I don’t do plugs but a brand new independent bookshop in the heart of London deserves one!
Crockatt & Powell are on Lower Marsh (119-120) and they’ve got a good sized shop with an interesting selection of titles. They are starting to build their poetry collection, kicking off with the TS Eliot prize shortlist, and a couple of others. We had a long and friendly chat, I recommended Bittersweet, told them about Blag Lady – they’ve got a blog too – www.crockattpowell.com, and the vast and mainly mysterious world of Blogville. I’ve not investigated these environs as yet – I wanted to write blind – but will do. They are up for running poetry and literary events, and are keen to hear from poets. They also have a Book Club.
No discounts yet…but everything in time. I am building up to getting them to work a deal with the Society of Authors.

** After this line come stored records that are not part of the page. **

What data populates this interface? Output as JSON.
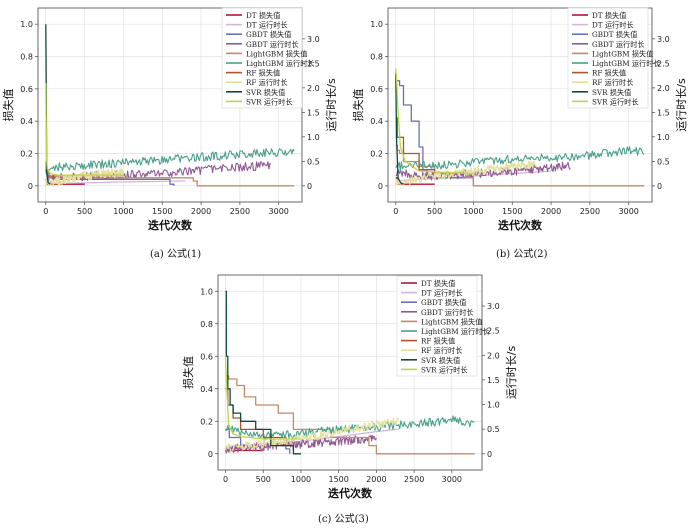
{
  "chart_data": [
    {
      "type": "line",
      "id": "a",
      "caption": "(a) 公式(1)",
      "xlabel": "迭代次数",
      "ylabel_left": "损失值",
      "ylabel_right": "运行时长/s",
      "xlim": [
        -100,
        3300
      ],
      "ylim_left": [
        -0.1,
        1.1
      ],
      "ylim_right": [
        -0.33,
        3.63
      ],
      "xticks": [
        0,
        500,
        1000,
        1500,
        2000,
        2500,
        3000
      ],
      "yticks_left": [
        0,
        0.2,
        0.4,
        0.6,
        0.8,
        1.0
      ],
      "yticks_left_labels": [
        "0",
        "0.2",
        "0.4",
        "0.6",
        "0.8",
        "1.0"
      ],
      "yticks_right": [
        0,
        0.5,
        1.0,
        1.5,
        2.0,
        2.5,
        3.0
      ],
      "yticks_right_labels": [
        "0",
        "0.5",
        "1.0",
        "1.5",
        "2.0",
        "2.5",
        "3.0"
      ],
      "grid": true,
      "legend_position": "top-right",
      "series": [
        {
          "name": "DT 损失值",
          "axis": "left",
          "color": "#b5123a",
          "kind": "step",
          "x": [
            0,
            10,
            500
          ],
          "y": [
            0.03,
            0.01,
            0.01
          ]
        },
        {
          "name": "DT 运行时长",
          "axis": "right",
          "color": "#d8b3dc",
          "kind": "line",
          "x": [
            0,
            100,
            500,
            1000,
            1500,
            1800
          ],
          "y": [
            0.1,
            0.05,
            0.06,
            0.08,
            0.09,
            0.1
          ]
        },
        {
          "name": "GBDT 损失值",
          "axis": "left",
          "color": "#6a6fb8",
          "kind": "step",
          "x": [
            0,
            5,
            30,
            1000,
            1600,
            1650
          ],
          "y": [
            0.15,
            0.08,
            0.05,
            0.04,
            0.01,
            0.0
          ]
        },
        {
          "name": "GBDT 运行时长",
          "axis": "right",
          "color": "#8f5a93",
          "kind": "noisy",
          "x": [
            0,
            200,
            500,
            1000,
            1500,
            2000,
            2500,
            2900
          ],
          "y": [
            0.15,
            0.17,
            0.2,
            0.22,
            0.26,
            0.32,
            0.38,
            0.42
          ]
        },
        {
          "name": "LightGBM 损失值",
          "axis": "left",
          "color": "#c48a60",
          "kind": "step",
          "x": [
            0,
            10,
            50,
            1000,
            1900,
            1950,
            2000,
            3200
          ],
          "y": [
            0.1,
            0.08,
            0.06,
            0.05,
            0.03,
            0.0,
            0.0,
            0.0
          ]
        },
        {
          "name": "LightGBM 运行时长",
          "axis": "right",
          "color": "#4aa08a",
          "kind": "noisy",
          "x": [
            0,
            100,
            500,
            1000,
            1500,
            2000,
            2500,
            3000,
            3200
          ],
          "y": [
            0.35,
            0.38,
            0.42,
            0.47,
            0.53,
            0.58,
            0.65,
            0.68,
            0.68
          ]
        },
        {
          "name": "RF 损失值",
          "axis": "left",
          "color": "#b0522c",
          "kind": "step",
          "x": [
            0,
            20,
            100,
            1000
          ],
          "y": [
            0.08,
            0.06,
            0.04,
            0.04
          ]
        },
        {
          "name": "RF 运行时长",
          "axis": "right",
          "color": "#e3e09a",
          "kind": "noisy",
          "x": [
            0,
            300,
            500,
            800,
            1000
          ],
          "y": [
            0.05,
            0.15,
            0.2,
            0.25,
            0.26
          ]
        },
        {
          "name": "SVR 损失值",
          "axis": "left",
          "color": "#114a3e",
          "kind": "line",
          "x": [
            0,
            8,
            12,
            30,
            60
          ],
          "y": [
            1.0,
            0.45,
            0.08,
            0.02,
            0.01
          ]
        },
        {
          "name": "SVR 运行时长",
          "axis": "right",
          "color": "#c2d24a",
          "kind": "line",
          "x": [
            0,
            5,
            10,
            20,
            60,
            150,
            500,
            1000
          ],
          "y": [
            2.1,
            1.3,
            0.6,
            0.35,
            0.25,
            0.22,
            0.22,
            0.22
          ]
        }
      ]
    },
    {
      "type": "line",
      "id": "b",
      "caption": "(b) 公式(2)",
      "xlabel": "迭代次数",
      "ylabel_left": "损失值",
      "ylabel_right": "运行时长/s",
      "xlim": [
        -100,
        3300
      ],
      "ylim_left": [
        -0.1,
        1.1
      ],
      "ylim_right": [
        -0.33,
        3.63
      ],
      "xticks": [
        0,
        500,
        1000,
        1500,
        2000,
        2500,
        3000
      ],
      "yticks_left": [
        0,
        0.2,
        0.4,
        0.6,
        0.8,
        1.0
      ],
      "yticks_left_labels": [
        "0",
        "0.2",
        "0.4",
        "0.6",
        "0.8",
        "1.0"
      ],
      "yticks_right": [
        0,
        0.5,
        1.0,
        1.5,
        2.0,
        2.5,
        3.0
      ],
      "yticks_right_labels": [
        "0",
        "0.5",
        "1.0",
        "1.5",
        "2.0",
        "2.5",
        "3.0"
      ],
      "grid": true,
      "legend_position": "top-right",
      "series": [
        {
          "name": "DT 损失值",
          "axis": "left",
          "color": "#b5123a",
          "kind": "step",
          "x": [
            0,
            20,
            500
          ],
          "y": [
            0.05,
            0.01,
            0.01
          ]
        },
        {
          "name": "DT 运行时长",
          "axis": "right",
          "color": "#d8b3dc",
          "kind": "line",
          "x": [
            0,
            500,
            1000,
            1500,
            2000
          ],
          "y": [
            0.1,
            0.15,
            0.2,
            0.25,
            0.3
          ]
        },
        {
          "name": "GBDT 损失值",
          "axis": "left",
          "color": "#6a6fb8",
          "kind": "step",
          "x": [
            0,
            50,
            100,
            200,
            300,
            350,
            400,
            1000
          ],
          "y": [
            0.65,
            0.62,
            0.5,
            0.4,
            0.24,
            0.1,
            0.05,
            0.0
          ]
        },
        {
          "name": "GBDT 运行时长",
          "axis": "right",
          "color": "#8f5a93",
          "kind": "noisy",
          "x": [
            0,
            500,
            1000,
            1500,
            2000,
            2250
          ],
          "y": [
            0.25,
            0.2,
            0.25,
            0.3,
            0.38,
            0.42
          ]
        },
        {
          "name": "LightGBM 损失值",
          "axis": "left",
          "color": "#c48a60",
          "kind": "step",
          "x": [
            0,
            20,
            50,
            100,
            300,
            500,
            900,
            1000,
            3200
          ],
          "y": [
            0.25,
            0.22,
            0.2,
            0.15,
            0.12,
            0.08,
            0.05,
            0.0,
            0.0
          ]
        },
        {
          "name": "LightGBM 运行时长",
          "axis": "right",
          "color": "#4aa08a",
          "kind": "noisy",
          "x": [
            0,
            500,
            1000,
            1500,
            2000,
            2500,
            3000,
            3200
          ],
          "y": [
            0.4,
            0.42,
            0.48,
            0.55,
            0.58,
            0.62,
            0.72,
            0.7
          ]
        },
        {
          "name": "RF 损失值",
          "axis": "left",
          "color": "#b0522c",
          "kind": "step",
          "x": [
            0,
            20,
            100,
            300,
            500
          ],
          "y": [
            0.42,
            0.3,
            0.2,
            0.1,
            0.08
          ]
        },
        {
          "name": "RF 运行时长",
          "axis": "right",
          "color": "#e3e09a",
          "kind": "noisy",
          "x": [
            0,
            500,
            1000,
            1500,
            1800
          ],
          "y": [
            0.05,
            0.2,
            0.3,
            0.4,
            0.45
          ]
        },
        {
          "name": "SVR 损失值",
          "axis": "left",
          "color": "#114a3e",
          "kind": "line",
          "x": [
            0,
            10,
            30,
            60,
            100
          ],
          "y": [
            0.7,
            0.3,
            0.05,
            0.02,
            0.01
          ]
        },
        {
          "name": "SVR 运行时长",
          "axis": "right",
          "color": "#c2d24a",
          "kind": "line",
          "x": [
            0,
            10,
            30,
            60,
            120,
            300,
            1000
          ],
          "y": [
            2.4,
            2.2,
            1.5,
            0.8,
            0.5,
            0.3,
            0.25
          ]
        }
      ]
    },
    {
      "type": "line",
      "id": "c",
      "caption": "(c) 公式(3)",
      "xlabel": "迭代次数",
      "ylabel_left": "损失值",
      "ylabel_right": "运行时长/s",
      "xlim": [
        -100,
        3400
      ],
      "ylim_left": [
        -0.1,
        1.1
      ],
      "ylim_right": [
        -0.33,
        3.63
      ],
      "xticks": [
        0,
        500,
        1000,
        1500,
        2000,
        2500,
        3000
      ],
      "yticks_left": [
        0,
        0.2,
        0.4,
        0.6,
        0.8,
        1.0
      ],
      "yticks_left_labels": [
        "0",
        "0.2",
        "0.4",
        "0.6",
        "0.8",
        "1.0"
      ],
      "yticks_right": [
        0,
        0.5,
        1.0,
        1.5,
        2.0,
        2.5,
        3.0
      ],
      "yticks_right_labels": [
        "0",
        "0.5",
        "1.0",
        "1.5",
        "2.0",
        "2.5",
        "3.0"
      ],
      "grid": true,
      "legend_position": "top-right",
      "series": [
        {
          "name": "DT 损失值",
          "axis": "left",
          "color": "#b5123a",
          "kind": "step",
          "x": [
            0,
            20,
            500
          ],
          "y": [
            0.04,
            0.02,
            0.02
          ]
        },
        {
          "name": "DT 运行时长",
          "axis": "right",
          "color": "#d8b3dc",
          "kind": "line",
          "x": [
            0,
            500,
            1000,
            1500,
            2000,
            2300
          ],
          "y": [
            0.15,
            0.2,
            0.25,
            0.35,
            0.45,
            0.5
          ]
        },
        {
          "name": "GBDT 损失值",
          "axis": "left",
          "color": "#6a6fb8",
          "kind": "step",
          "x": [
            0,
            50,
            200,
            800,
            850
          ],
          "y": [
            0.15,
            0.1,
            0.05,
            0.03,
            0.0
          ]
        },
        {
          "name": "GBDT 运行时长",
          "axis": "right",
          "color": "#8f5a93",
          "kind": "noisy",
          "x": [
            0,
            500,
            1000,
            1500,
            2000
          ],
          "y": [
            0.1,
            0.15,
            0.2,
            0.26,
            0.3
          ]
        },
        {
          "name": "LightGBM 损失值",
          "axis": "left",
          "color": "#c48a60",
          "kind": "step",
          "x": [
            0,
            40,
            150,
            250,
            400,
            700,
            900,
            1400,
            1900,
            2000,
            3300
          ],
          "y": [
            0.48,
            0.46,
            0.42,
            0.35,
            0.3,
            0.25,
            0.15,
            0.1,
            0.05,
            0.0,
            0.0
          ]
        },
        {
          "name": "LightGBM 运行时长",
          "axis": "right",
          "color": "#4aa08a",
          "kind": "noisy",
          "x": [
            0,
            500,
            1000,
            1500,
            2000,
            2500,
            3000,
            3300
          ],
          "y": [
            0.5,
            0.35,
            0.4,
            0.5,
            0.55,
            0.62,
            0.68,
            0.62
          ]
        },
        {
          "name": "RF 损失值",
          "axis": "left",
          "color": "#b0522c",
          "kind": "step",
          "x": [
            0,
            30,
            100,
            200,
            500,
            800,
            900
          ],
          "y": [
            0.4,
            0.3,
            0.22,
            0.15,
            0.1,
            0.05,
            0.02
          ]
        },
        {
          "name": "RF 运行时长",
          "axis": "right",
          "color": "#e3e09a",
          "kind": "noisy",
          "x": [
            0,
            500,
            1000,
            1500,
            2000,
            2300
          ],
          "y": [
            0.1,
            0.2,
            0.3,
            0.45,
            0.6,
            0.65
          ]
        },
        {
          "name": "SVR 损失值",
          "axis": "left",
          "color": "#114a3e",
          "kind": "step",
          "x": [
            0,
            10,
            30,
            60,
            100,
            200,
            400,
            600,
            900,
            1000
          ],
          "y": [
            1.0,
            0.6,
            0.4,
            0.3,
            0.25,
            0.2,
            0.15,
            0.05,
            0.0,
            0.0
          ]
        },
        {
          "name": "SVR 运行时长",
          "axis": "right",
          "color": "#c2d24a",
          "kind": "line",
          "x": [
            0,
            10,
            40,
            100,
            200,
            500,
            1000
          ],
          "y": [
            2.0,
            1.5,
            0.6,
            0.4,
            0.35,
            0.3,
            0.3
          ]
        }
      ]
    }
  ]
}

I picked up a copy of Colette Bryce’s The Full Indian Rope Trick – because I like the title and it’s everywhere you look. Gotta finish John Burnside’s Living Nowhere first, it arrived in a brown jiffy bag by post, a Christmas gift. I am going to confess here that I’ve never bought a book from Amazon – not entirely out of principle – but because I simply don’t buy books like that. I need the browse, the tactile experience, sticking my nose between the covers. Actually I tell a lie, I’ve just remembered, I did buy one – for research purposes once, it sits, unopened next to my desk.
Half way down the road, my new poetry collection swinging in the bag in my hands I stopped. The odd couple who own the second hand bookshop over the road looked appalled as they walked by ‘How rude!’ I heard her declare. I didn’t bump into them, but they are very very strange, so I wondered what I’d done, and realised it was just the fact I was another breathing being – they are always affronted. I tried to give them some books once and was turned away rather haughitly. Got a first edition Hofnung there though, and some rather nice RHS encyclopedias, so, I visit on a needs must basis. Anyway, then I realised I had left my new bookselling friends without a penny having changed hands. Whoops! I hurried back and Mr Crockatt (I think) and I exchanged glances as he served another customer.
‘We were worried for a minute,’ he said, ‘after you left we read the name of your blog. We thought we’d been blagged.’
Of course, the blag would never be like that. A true lady blag would involve them giving me the book, willingly! And I’m working on that.
So – there you go – plug over – check out the boys down the market!